>> Tuesday, May 5, 2009
This post was included in the 177th Festival of Frugality at Savings Not Shoes.
Last week, I revealed that I think I can keep my grocery bill at around $600 a month while still purchasing almost all organic and natural foods, non-toxic personal care products, and non-toxic cleaners. That's about $30 per person a week, or $120 per person a month (relatively speaking since three of the people in my family are under 5 years old).
Some people might read those numbers and gasp. Especially if you've searched some of the websites and blogs about lowering your grocery bill and using coupons. For example, a friend of mine, an avid couponer, only spends about $300-$350 a month on her family of four. But she also doesn't buy any organic foods or non-toxic cleaners and is not opposed to processed foods.
I could be wrong, but I think it would be impossible to get your grocery bill down to $300 buying as many organics and natural products as my family does (which is why I think it's essential to save money on energy efficiency and transportation and shift your savings to your grocery budget)."
Nevertheless, I think it is possible to eat organically for less than I'm doing.
So here are some shopping strategies that I use that I believe are keeping my spending high. Do the opposite, and you may save some money.
Shoot for as green of a grocery bill as possible.
Except for a very small number of items, my grocery list is almost completely organic, natural, and non-toxic. If I were willing to compromise on some items, my grocery bill could be significantly less.
Shop at the farmers market.
I like to support my local farmers, but at our farmers market, there are no sales, and all the farmers sell their produce at the same price. That means, I'm buying most of our fruits and vegetables in season, which is a cost-effective strategy, but it also means I'm not comparing costs or buying produce on sale.

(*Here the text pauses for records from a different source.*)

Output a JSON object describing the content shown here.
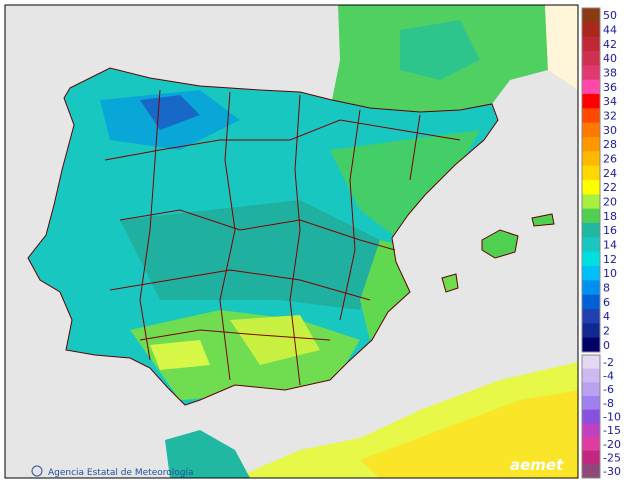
{
  "credit": "Agencia Estatal de Meteorología",
  "logo": "aemet",
  "legend": {
    "upper": [
      {
        "label": 50,
        "color": "#8b3a14"
      },
      {
        "label": 44,
        "color": "#a8281c"
      },
      {
        "label": 42,
        "color": "#c02838"
      },
      {
        "label": 40,
        "color": "#d03050"
      },
      {
        "label": 38,
        "color": "#e03870"
      },
      {
        "label": 36,
        "color": "#ff48a8"
      },
      {
        "label": 34,
        "color": "#ff0000"
      },
      {
        "label": 32,
        "color": "#ff4800"
      },
      {
        "label": 30,
        "color": "#ff7800"
      },
      {
        "label": 28,
        "color": "#ff9800"
      },
      {
        "label": 26,
        "color": "#ffb800"
      },
      {
        "label": 24,
        "color": "#ffd800"
      },
      {
        "label": 22,
        "color": "#ffff00"
      },
      {
        "label": 20,
        "color": "#a8f040"
      },
      {
        "label": 18,
        "color": "#50d050"
      },
      {
        "label": 16,
        "color": "#20b8a0"
      },
      {
        "label": 14,
        "color": "#18c8c0"
      },
      {
        "label": 12,
        "color": "#00e0e0"
      },
      {
        "label": 10,
        "color": "#00c0f8"
      },
      {
        "label": 8,
        "color": "#0090f0"
      },
      {
        "label": 6,
        "color": "#0060d8"
      },
      {
        "label": 4,
        "color": "#2040b0"
      },
      {
        "label": 2,
        "color": "#102890"
      },
      {
        "label": 0,
        "color": "#000068"
      }
    ],
    "lower": [
      {
        "label": -2,
        "color": "#e4d8f4"
      },
      {
        "label": -4,
        "color": "#d0b8f0"
      },
      {
        "label": -6,
        "color": "#bca0f0"
      },
      {
        "label": -8,
        "color": "#a080f0"
      },
      {
        "label": -10,
        "color": "#8850e0"
      },
      {
        "label": -15,
        "color": "#c040c0"
      },
      {
        "label": -20,
        "color": "#e03ca0"
      },
      {
        "label": -25,
        "color": "#c02880"
      },
      {
        "label": -30,
        "color": "#904878"
      }
    ]
  }
}
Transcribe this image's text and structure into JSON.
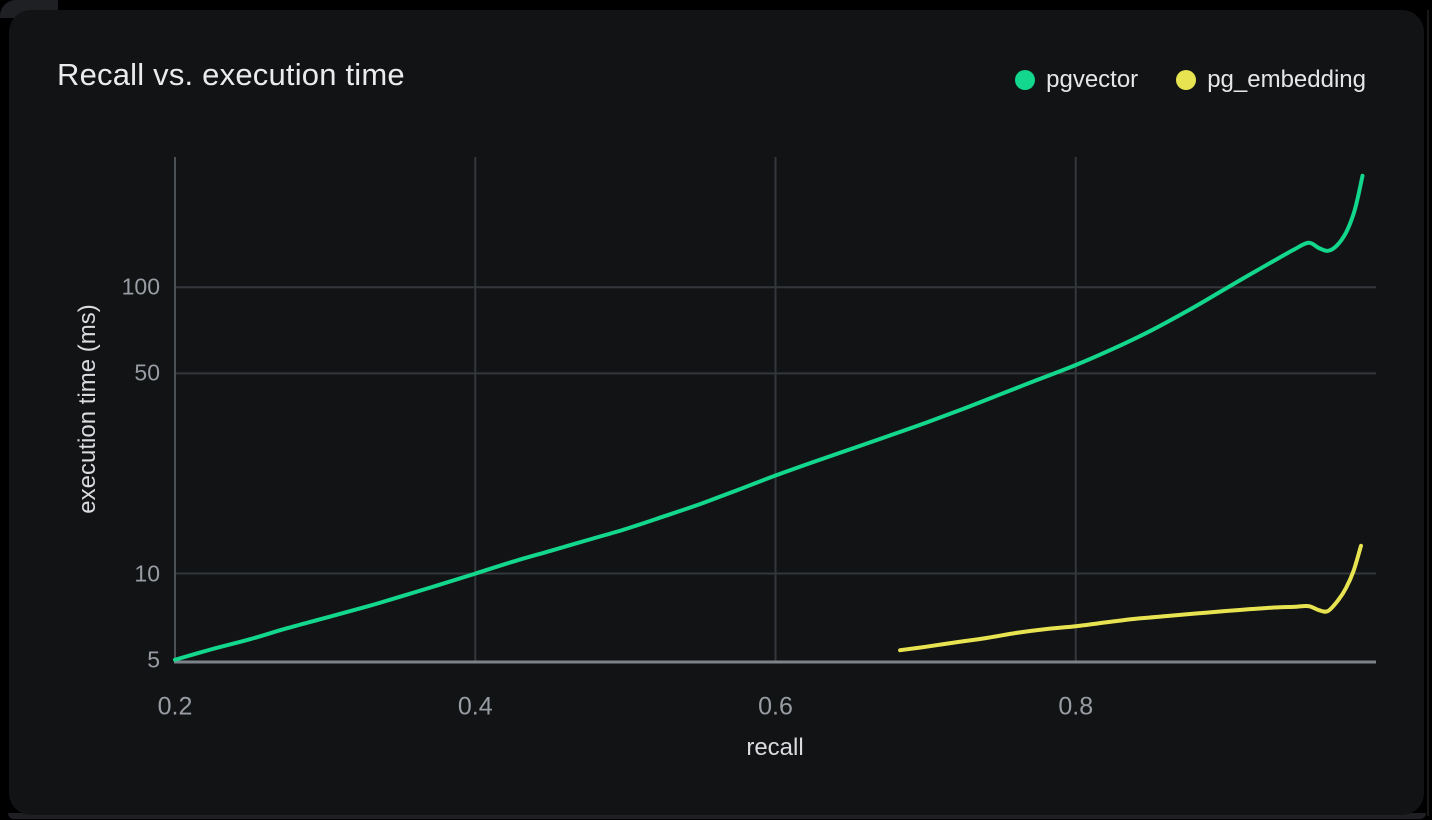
{
  "card": {
    "title": "Recall vs. execution time"
  },
  "colors": {
    "page_background": "#000000",
    "card_background": "#121315",
    "pgvector_line": "#13d78c",
    "pg_embedding_line": "#e8e451",
    "grid_line": "#33373b",
    "y_axis_line": "#4b5054",
    "x_axis_line": "#7d838b",
    "tick_text": "#989da4",
    "axis_title_text": "#d9dbde",
    "title_text": "#e9ebed"
  },
  "chart_data": {
    "type": "line",
    "title": "Recall vs. execution time",
    "xlabel": "recall",
    "ylabel": "execution time (ms)",
    "x_scale": "linear",
    "y_scale": "log",
    "xlim": [
      0.2,
      1.0
    ],
    "ylim": [
      4.95,
      285
    ],
    "x_ticks": [
      0.2,
      0.4,
      0.6,
      0.8
    ],
    "y_ticks": [
      5,
      10,
      50,
      100
    ],
    "grid": true,
    "legend_position": "top-right",
    "series": [
      {
        "name": "pgvector",
        "color": "#13d78c",
        "points": [
          [
            0.2,
            5.0
          ],
          [
            0.225,
            5.45
          ],
          [
            0.25,
            5.9
          ],
          [
            0.275,
            6.45
          ],
          [
            0.3,
            7.0
          ],
          [
            0.325,
            7.6
          ],
          [
            0.35,
            8.3
          ],
          [
            0.375,
            9.1
          ],
          [
            0.4,
            10.0
          ],
          [
            0.425,
            11.0
          ],
          [
            0.45,
            12.0
          ],
          [
            0.475,
            13.1
          ],
          [
            0.5,
            14.3
          ],
          [
            0.525,
            15.8
          ],
          [
            0.55,
            17.5
          ],
          [
            0.575,
            19.6
          ],
          [
            0.6,
            22.0
          ],
          [
            0.625,
            24.5
          ],
          [
            0.65,
            27.2
          ],
          [
            0.675,
            30.2
          ],
          [
            0.7,
            33.6
          ],
          [
            0.725,
            37.6
          ],
          [
            0.75,
            42.3
          ],
          [
            0.775,
            47.6
          ],
          [
            0.8,
            53.5
          ],
          [
            0.825,
            61.0
          ],
          [
            0.85,
            70.5
          ],
          [
            0.875,
            83.0
          ],
          [
            0.9,
            99.0
          ],
          [
            0.915,
            110.0
          ],
          [
            0.93,
            122.0
          ],
          [
            0.945,
            135.0
          ],
          [
            0.955,
            143.0
          ],
          [
            0.962,
            137.0
          ],
          [
            0.968,
            134.0
          ],
          [
            0.974,
            140.0
          ],
          [
            0.98,
            155.0
          ],
          [
            0.985,
            180.0
          ],
          [
            0.988,
            207.0
          ],
          [
            0.991,
            245.0
          ]
        ]
      },
      {
        "name": "pg_embedding",
        "color": "#e8e451",
        "points": [
          [
            0.683,
            5.4
          ],
          [
            0.7,
            5.55
          ],
          [
            0.72,
            5.75
          ],
          [
            0.74,
            5.95
          ],
          [
            0.76,
            6.2
          ],
          [
            0.78,
            6.4
          ],
          [
            0.8,
            6.55
          ],
          [
            0.82,
            6.75
          ],
          [
            0.84,
            6.95
          ],
          [
            0.86,
            7.1
          ],
          [
            0.88,
            7.25
          ],
          [
            0.9,
            7.4
          ],
          [
            0.915,
            7.5
          ],
          [
            0.93,
            7.6
          ],
          [
            0.945,
            7.65
          ],
          [
            0.955,
            7.7
          ],
          [
            0.962,
            7.45
          ],
          [
            0.968,
            7.4
          ],
          [
            0.975,
            8.1
          ],
          [
            0.98,
            8.9
          ],
          [
            0.985,
            10.2
          ],
          [
            0.99,
            12.5
          ]
        ]
      }
    ]
  }
}
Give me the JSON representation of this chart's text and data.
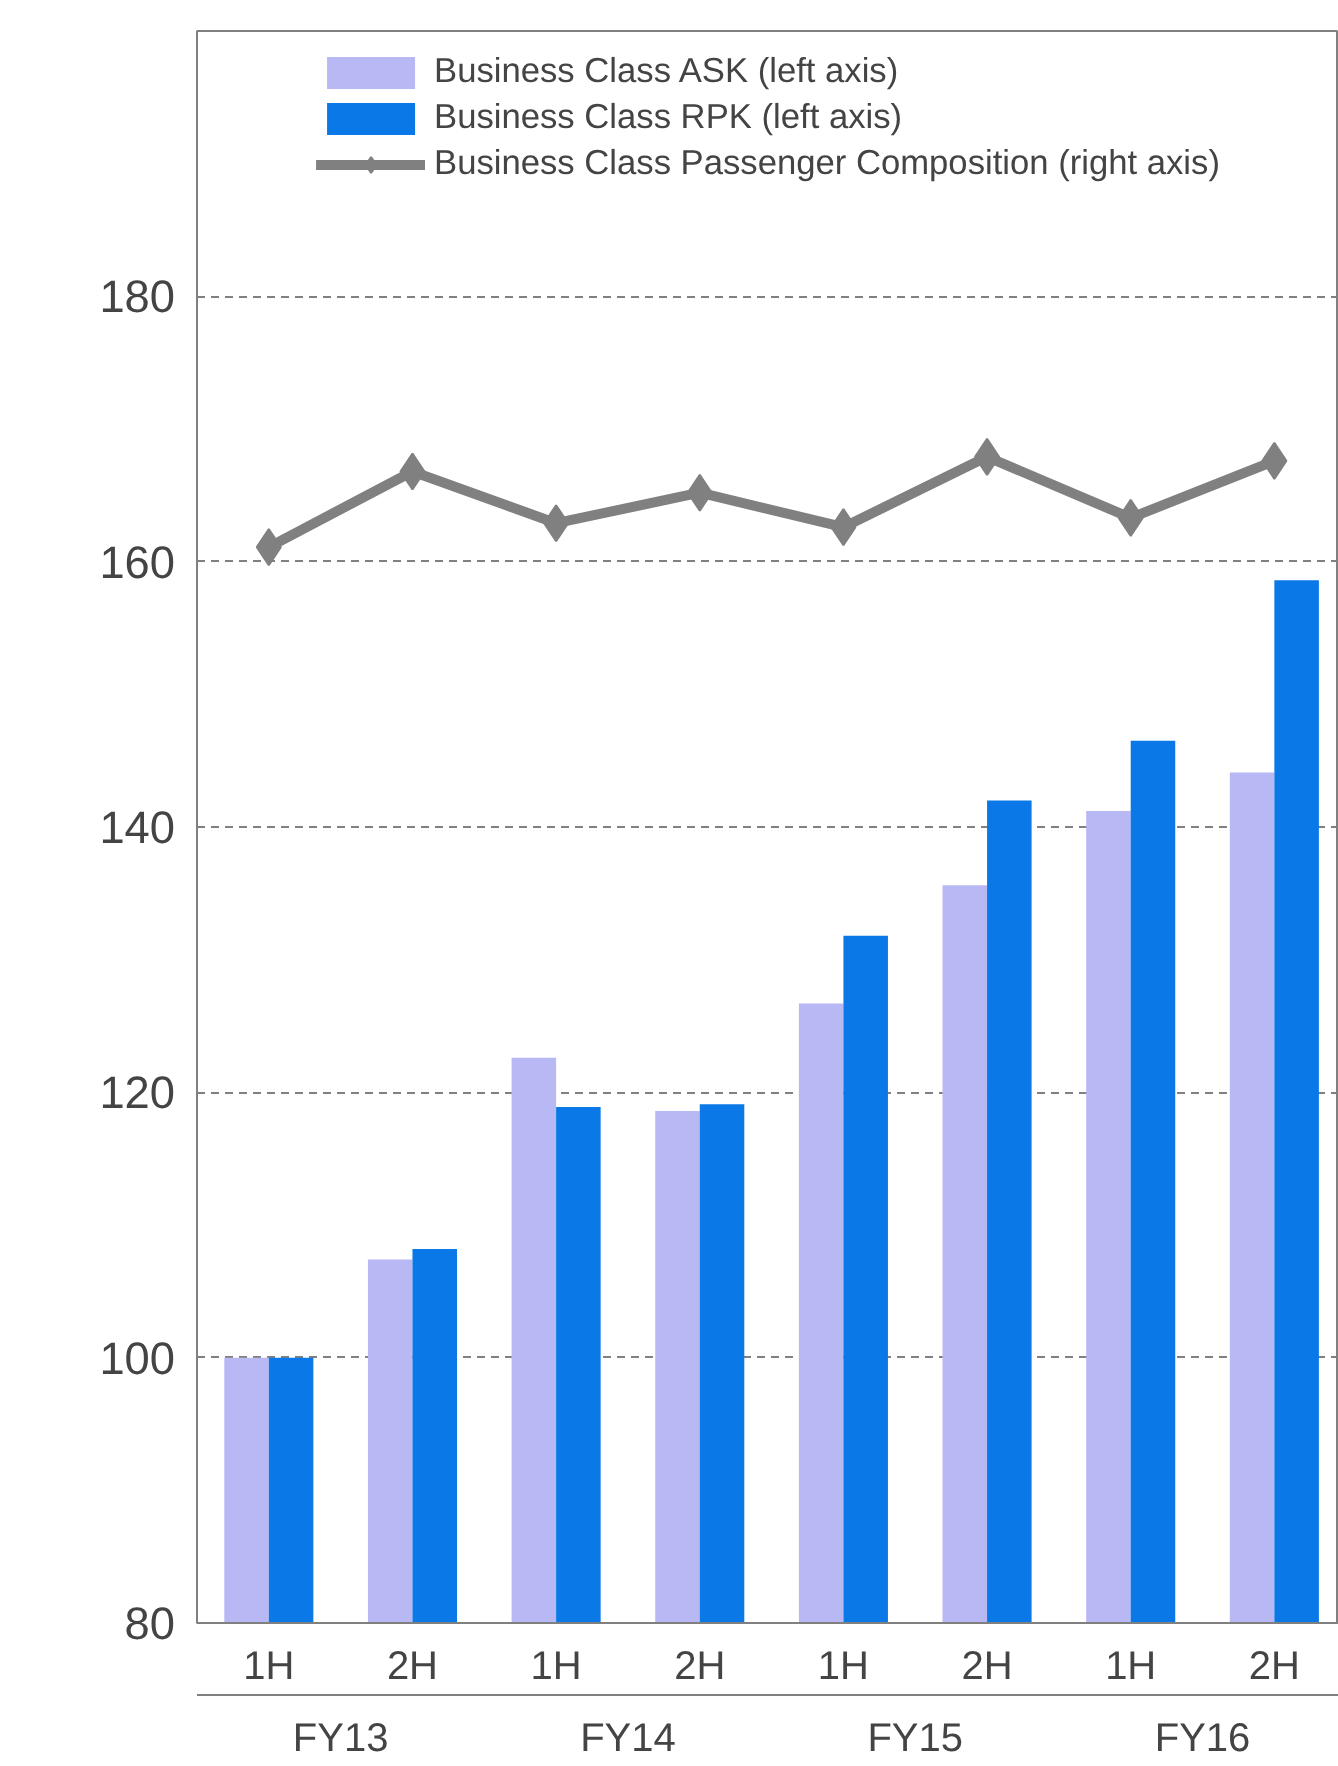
{
  "chart_data": {
    "type": "bar",
    "categories": [
      "1H",
      "2H",
      "1H",
      "2H",
      "1H",
      "2H",
      "1H",
      "2H"
    ],
    "series": [
      {
        "name": "Business Class ASK (left axis)",
        "color": "#b8b8f4",
        "values": [
          100,
          107.4,
          122.6,
          118.6,
          126.7,
          135.6,
          141.2,
          144.1
        ]
      },
      {
        "name": "Business Class RPK (left axis)",
        "color": "#0a78e6",
        "values": [
          100,
          108.2,
          118.9,
          119.1,
          131.8,
          142,
          146.5,
          158.6
        ]
      },
      {
        "name": "Business Class Passenger Composition (right axis)",
        "type": "line",
        "color": "#808080",
        "marker": "diamond",
        "values": [
          161.1,
          166.8,
          162.9,
          165.2,
          162.6,
          167.9,
          163.3,
          167.6
        ]
      }
    ],
    "annotations": [
      "FY13",
      "FY14",
      "FY15",
      "FY16"
    ],
    "ylim": [
      80,
      200
    ],
    "yticks": [
      80,
      100,
      120,
      140,
      160,
      180
    ],
    "grid": "y",
    "legend": "top"
  }
}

Also, I know for a fact I can get cheaper organic milk and eggs at Kroger, and even though honey is much more expensive than sugar, I've been using honey in a lot of recipes because I can buy it locally.
Buy a lot of fruits and vegetables.
I try to stick pretty strictly to the 5-a-day fruit and vegetable rule. When I was growing up, we didn't eat nearly as many fruits and vegetables as my family does now, but because we're mostly vegetarians, I think it's important for us to eat a diverse diet with lots of yummy veggies.
Buy expensive fruits and vegetables.
Our tastes tend to lean toward the more expensive fruits and vegetables: avocadoes, mangoes, pineapples. If we looked at those foods more as treats, we could save a lot of money, but I like to indulge our appetites.
My kids are super wasteful when it comes to food. I try to use strategies to prevent wasting too much food, but when it comes to vegetables, I believe the best way to broaden their palate is to offer them a variety of vegetables every day. Right now, that means a lot of vegetables end up going to waste, but I'm hoping it will lead to healthier kids in the future.
Be concerned about packaging.
I often choose better packaging over price. I never buy individually packaged anything, and if I can get it from the bulk bins, I will.
Eat dessert and drink Coke.
I make cookies far more often than I should, and my husband and I are both admitted Diet Coke lovers. I could save quite a bit of money on our grocery bill if I cut out non-nutritive foods and drinks.
Don't Use Coupons
I've never had any success with couponing, mainly because the majority of coupons seem to be for processed junk (even processed organic junk) that I refuse to feed my family. Even when I come across coupons for organic products, I rarely take the time to figure out if I could save money by using them, unless they're for a specific product that I already buy. I'm just lazy that way.
I'd be the first to admit that I'm not the savviest shopper in the world. So don't follow my example, and you might save money on your grocery bill!